Myth: “You can’t get a good gun on a tight budget.”
Issue: A lot of really crappy, cheaply made guns on the market.
Hi-Point has rightfully earned itself its reputation as the single-serving size sugar packet of the gun world. Bulky, not at all ergonomic, it costs less than a used Playstation 3 and is, at the very least, striker fire. However, this is just one example of a cheap gun. It all comes down to — what’s your reasonable budget? You CAN spend $719 on a new H&K P30SK and you wouldn’t be wrong for doing so. However, you can probably do reasonably well with an M&P Shield 9mm (~$449) or a Glock 36 .45 ACP (~$450). You have choices. And there is a used gun market that is extremely receptive to that if you’re looking to shave a few more dollars off the end price.
Myth: “Pocket carry is fine.”
Issue: Convenience over gun safety.
We treat every gun as if it were loaded. Putting a loaded gun in a cargo pocket is a recipe for disaster. While you may not have had any issues in however many years you’ve been carrying, feel free to read about the negligent discharges that have occurred in movie theaters, children’s swim meets, and other places because somebody thought it was more efficient to just throw a gun in a pocket rather than put it in a holster. They do make pocket holsters. At a minimum, a holster needs to fully protect the trigger guard and it needs to hold tight to the gun until you’re ready to use it. That’s basic firearm safety applied.
Myth: “You get what you pay for with cheap holsters.”

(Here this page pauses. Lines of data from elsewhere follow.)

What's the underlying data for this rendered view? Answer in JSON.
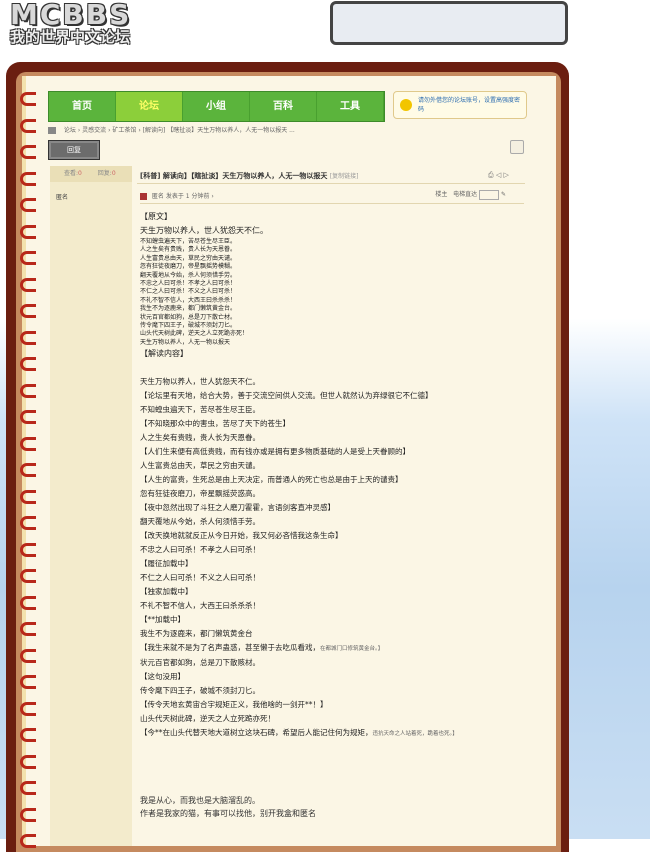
{
  "logo": {
    "big": "MCBBS",
    "small": "我的世界中文论坛"
  },
  "nav": {
    "tabs": [
      "首页",
      "论坛",
      "小组",
      "百科",
      "工具"
    ],
    "active": 1
  },
  "notice": {
    "text": "请勿外借您的论坛账号，设置高强度密码"
  },
  "breadcrumb": {
    "items": [
      "论坛",
      "灵感交流",
      "矿工茶馆",
      "[解读向] 【瞎扯淡】天生万物以养人，人无一物以报天 ..."
    ]
  },
  "reply_label": "回复",
  "stats": {
    "views_label": "查看:",
    "views": "0",
    "replies_label": "回复:",
    "replies": "0"
  },
  "author": "匿名",
  "post": {
    "title": "[科普] 解读向】【瞎扯淡】天生万物以养人，人无一物以报天",
    "copy": "[复制链接]",
    "meta_author": "匿名",
    "meta_time": "发表于 1 分钟前",
    "floor_label": "楼主",
    "jump_label": "电梯直达"
  },
  "content": {
    "orig_head": "【原文】",
    "orig_first": "天生万物以养人，世人犹怨天不仁。",
    "orig_lines": [
      "不知蝗虫遍天下，苦尽苍生尽王臣。",
      "人之生矣有贵贱，贵人长为天恩眷。",
      "人生富贵总由天，草民之穷由天谴。",
      "忽有狂徒夜磨刀，帝星飘摇势模糊。",
      "翻天覆地从今始，杀人何须惜手劳。",
      "不忠之人曰可杀！不孝之人曰可杀！",
      "不仁之人曰可杀！不义之人曰可杀！",
      "不礼不智不信人，大西王曰杀杀杀！",
      "我生不为逐鹿来，都门懒筑黄金台。",
      "状元百官都如狗，总是刀下散亡材。",
      "传令麾下四王子，破城不须封刀匕。",
      "山头代天树此碑，逆天之人立死跪亦死！",
      "天生万物以养人，人无一物以报天"
    ],
    "interp_head": "【解读内容】",
    "interp": [
      {
        "t": "天生万物以养人，世人犹怨天不仁。"
      },
      {
        "t": "【论坛里有天地，给合大势，善于交流空间供人交流。但世人就然认为弃绿很它不仁德】"
      },
      {
        "t": "不知蝗虫遍天下，苦尽苍生尽王臣。"
      },
      {
        "t": "【不知晓那众中的害虫，苦尽了天下的苍生】"
      },
      {
        "t": "人之生矣有贵贱，贵人长为天恩眷。"
      },
      {
        "t": "【人们生来便有高低贵贱，而有钱亦或是拥有更多物质基础的人是受上天眷顾的】"
      },
      {
        "t": "人生富贵总由天，草民之穷由天谴。"
      },
      {
        "t": "【人生的富贵，生死总是由上天决定，而普通人的死亡也总是由于上天的谴责】"
      },
      {
        "t": "忽有狂徒夜磨刀，帝星飘摇荧惑高。"
      },
      {
        "t": "【夜中忽然出现了斗狂之人磨刀霍霍，言语剑客直冲灵感】"
      },
      {
        "t": "翻天覆地从今始，杀人何须惜手劳。"
      },
      {
        "t": "【改天换地就就反正从今日开始，我又何必吝惜我这条生命】"
      },
      {
        "t": "不忠之人曰可杀！不孝之人曰可杀！"
      },
      {
        "t": "【履征加载中】"
      },
      {
        "t": "不仁之人曰可杀！不义之人曰可杀！"
      },
      {
        "t": "【独家加载中】"
      },
      {
        "t": "不礼不智不信人，大西王曰杀杀杀！"
      },
      {
        "t": "【**加载中】"
      },
      {
        "t": "我生不为逐鹿来，都门懒筑黄金台"
      },
      {
        "t": "【我生来就不是为了名声蛊惑，甚至懒于去吃瓜看戏，",
        "s": "在都城门口修筑黄金台。】"
      },
      {
        "t": "状元百官都如狗，总是刀下散赅材。"
      },
      {
        "t": "【这句没用】"
      },
      {
        "t": "传令麾下四王子，破城不须封刀匕。"
      },
      {
        "t": "【传令天地玄黄宙合宇规矩正义，我他啥的一剑开**！】"
      },
      {
        "t": "山头代天树此碑，逆天之人立死跪亦死！"
      },
      {
        "t": "【今**在山头代替天地大道树立这块石碑，希望后人能记住何为规矩，",
        "s": "违抗天命之人站着死，跪着也死。】"
      }
    ],
    "footer": [
      "我是从心，而我也是大脑溜乱的。",
      "作者是我家的猫，有事可以找他，别开我盒和匿名"
    ]
  },
  "colors": {
    "nav_green": "#5bb43c",
    "nav_active": "#8ccf3a",
    "frame": "#6b1e10",
    "page": "#fbf6e5"
  }
}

Issue: Cheaply made holsters versus affordable, efficient holsters
You can find a holster for next to nothing. You can also find an expensive holster that’s not worth the money. Cheaply made holsters are different than cheap holsters. A cheap holster that is comfortable to wear, maintains tight retention over the firearm, and can be worn non-stop everyday is not a bad investment. A holster that is “one size fits all”, has no retention, or has “new age” ideas like barrel plugs or exposed trigger guards are all recipes for disaster.
Myth: “Six round single stacks are a waste of time”

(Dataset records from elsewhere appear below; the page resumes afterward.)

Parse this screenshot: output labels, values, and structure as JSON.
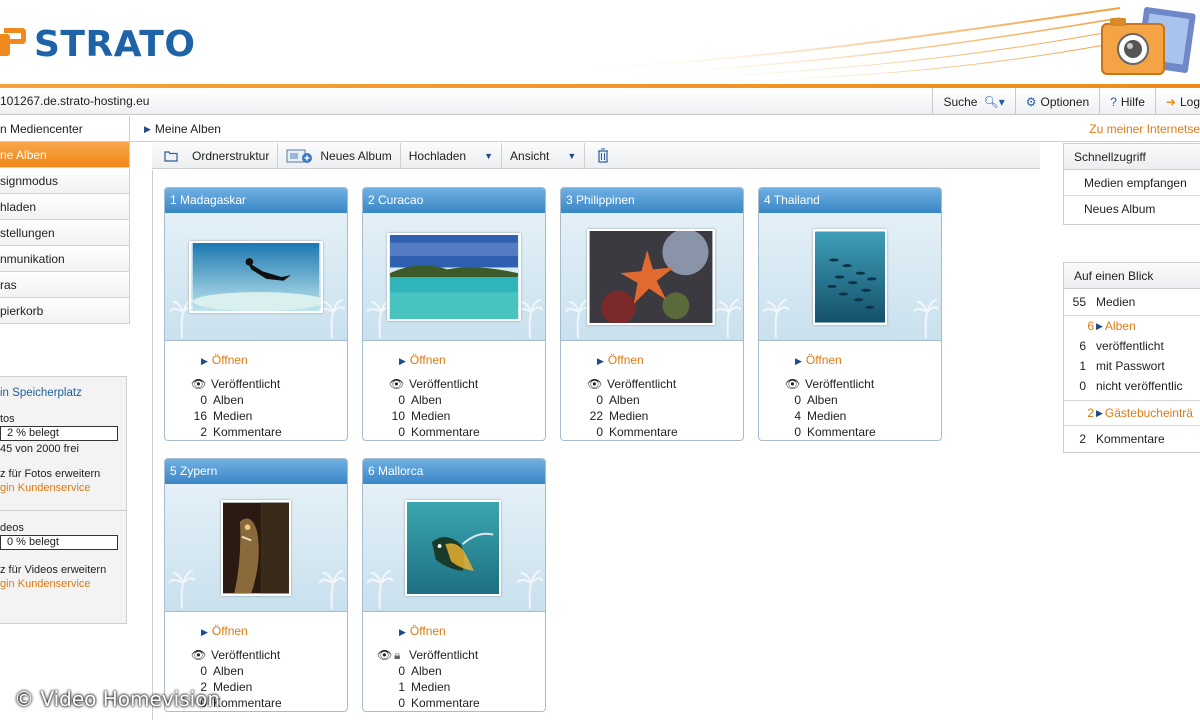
{
  "brand": {
    "name": "STRATO",
    "color": "#1e63a8",
    "accent": "#ef8a16"
  },
  "topbar": {
    "domain": "101267.de.strato-hosting.eu",
    "search_label": "Suche",
    "options_label": "Optionen",
    "help_label": "Hilfe",
    "logout_label": "Log"
  },
  "sidebar": {
    "header": "n Mediencenter",
    "items": [
      {
        "label": "ne Alben",
        "active": true
      },
      {
        "label": "signmodus"
      },
      {
        "label": "hladen"
      },
      {
        "label": "stellungen"
      },
      {
        "label": "nmunikation"
      },
      {
        "label": "ras"
      },
      {
        "label": "pierkorb"
      }
    ],
    "storage": {
      "title": "in Speicherplatz",
      "photos_label": "tos",
      "photos_usage": "2 % belegt",
      "photos_free": "45 von 2000 frei",
      "photos_extend": "z für Fotos erweitern",
      "photos_service": "gin Kundenservice",
      "videos_label": "deos",
      "videos_usage": "0 % belegt",
      "videos_extend": "z für Videos erweitern",
      "videos_service": "gin Kundenservice"
    }
  },
  "breadcrumb": {
    "current": "Meine Alben"
  },
  "right_link": "Zu meiner Internetse",
  "toolbar": {
    "folder_structure": "Ordnerstruktur",
    "new_album": "Neues Album",
    "upload": "Hochladen",
    "view": "Ansicht"
  },
  "albums": [
    {
      "title": "1 Madagaskar",
      "open": "Öffnen",
      "status": "Veröffentlicht",
      "albums_n": "0",
      "albums_label": "Alben",
      "media_n": "16",
      "media_label": "Medien",
      "comments_n": "2",
      "comments_label": "Kommentare",
      "thumb": "diver-underwater"
    },
    {
      "title": "2 Curacao",
      "open": "Öffnen",
      "status": "Veröffentlicht",
      "albums_n": "0",
      "albums_label": "Alben",
      "media_n": "10",
      "media_label": "Medien",
      "comments_n": "0",
      "comments_label": "Kommentare",
      "thumb": "island-lagoon"
    },
    {
      "title": "3 Philippinen",
      "open": "Öffnen",
      "status": "Veröffentlicht",
      "albums_n": "0",
      "albums_label": "Alben",
      "media_n": "22",
      "media_label": "Medien",
      "comments_n": "0",
      "comments_label": "Kommentare",
      "thumb": "starfish-reef"
    },
    {
      "title": "4 Thailand",
      "open": "Öffnen",
      "status": "Veröffentlicht",
      "albums_n": "0",
      "albums_label": "Alben",
      "media_n": "4",
      "media_label": "Medien",
      "comments_n": "0",
      "comments_label": "Kommentare",
      "thumb": "fish-school"
    },
    {
      "title": "5 Zypern",
      "open": "Öffnen",
      "status": "Veröffentlicht",
      "albums_n": "0",
      "albums_label": "Alben",
      "media_n": "2",
      "media_label": "Medien",
      "comments_n": "0",
      "comments_label": "Kommentare",
      "thumb": "moray-eel"
    },
    {
      "title": "6 Mallorca",
      "open": "Öffnen",
      "status": "Veröffentlicht",
      "albums_n": "0",
      "albums_label": "Alben",
      "media_n": "1",
      "media_label": "Medien",
      "comments_n": "0",
      "comments_label": "Kommentare",
      "thumb": "reef-fish"
    }
  ],
  "quick_access": {
    "title": "Schnellzugriff",
    "receive_media": "Medien empfangen",
    "new_album": "Neues Album"
  },
  "overview": {
    "title": "Auf einen Blick",
    "media_n": "55",
    "media_label": "Medien",
    "albums_n": "6",
    "albums_label": "Alben",
    "published_n": "6",
    "published_label": "veröffentlicht",
    "password_n": "1",
    "password_label": "mit Passwort",
    "unpublished_n": "0",
    "unpublished_label": "nicht veröffentlic",
    "guestbook_n": "2",
    "guestbook_label": "Gästebucheinträ",
    "comments_n": "2",
    "comments_label": "Kommentare"
  },
  "watermark": "© Video Homevision"
}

Issue: Concealable versus magazine capacity
It’s a stress point in almost every concealed carrier’s mind.
“Will I have enough rounds to engage my enemies until I can either neutralize them or escape?”
This isn’t a home defense question. This is a “I’m out at Costco” question. Asymmetrical situations where it’s hard to identify good guy from bad, difficult to determine numbers, intent, and ability. Add stress, adrenaline, and the need to get to safety and any concealed carrier with a modicum of doubt will head for the higher capacity firearm. However, in everyday carry travels, that’s not always necessary. Single stack concealed carry pistols are designed to be easy to fit inside the waistband. They don’t show, don’t print, and quite a few of them are extremely accurate at distance. The key advantage of being concealed versus going with bulk is the element of surprise. Your attacker does not know you are armed — you do. If capacity is an issue, this can be remedied by carrying a second or even third magazine on your person.

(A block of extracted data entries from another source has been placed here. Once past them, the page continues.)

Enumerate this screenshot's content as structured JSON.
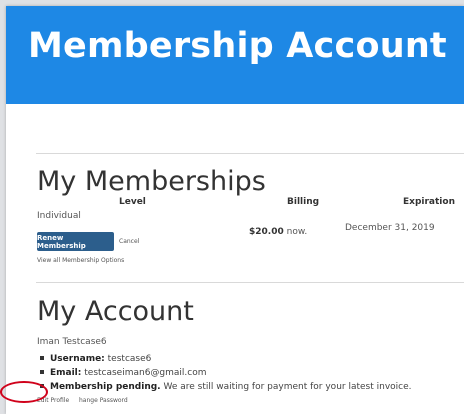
{
  "banner": {
    "title": "Membership Account"
  },
  "memberships": {
    "title": "My Memberships",
    "columns": {
      "level": "Level",
      "billing": "Billing",
      "expiration": "Expiration"
    },
    "level_name": "Individual",
    "renew_label": "Renew Membership",
    "cancel_label": "Cancel",
    "billing_amount": "$20.00",
    "billing_suffix": "now.",
    "expiration_date": "December 31, 2019",
    "view_all_label": "View all Membership Options"
  },
  "account": {
    "title": "My Account",
    "display_name": "Iman Testcase6",
    "username_label": "Username:",
    "username": "testcase6",
    "email_label": "Email:",
    "email": "testcaseiman6@gmail.com",
    "pending_label": "Membership pending.",
    "pending_text": "We are still waiting for payment for your latest invoice.",
    "edit_profile_label": "Edit Profile",
    "change_password_label": "hange Password"
  },
  "colors": {
    "banner": "#1e88e5",
    "button": "#2c5e8c",
    "annotation_circle": "#d0021b"
  }
}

Myth: “Concealed carriers don’t need training.”
Issue: Assumption of knowledge.
Even if you’ve handled firearms since you were a young child, there are gaps in your understanding of firearms. We all have them. Talking with former law enforcement and NRA instructors, we’ve gotten the impression that a lot of people assume situations they see played out in movies and television translate to real life. They don’t. Even if you think you’re using a firearm justifiably, you may be saddened to find out that is not always the case. Concealed carry training not only addresses gaps in basic firearms handling and use, it fills in the gaps of a person’s understanding the law and how it applies to defensive gun use situations.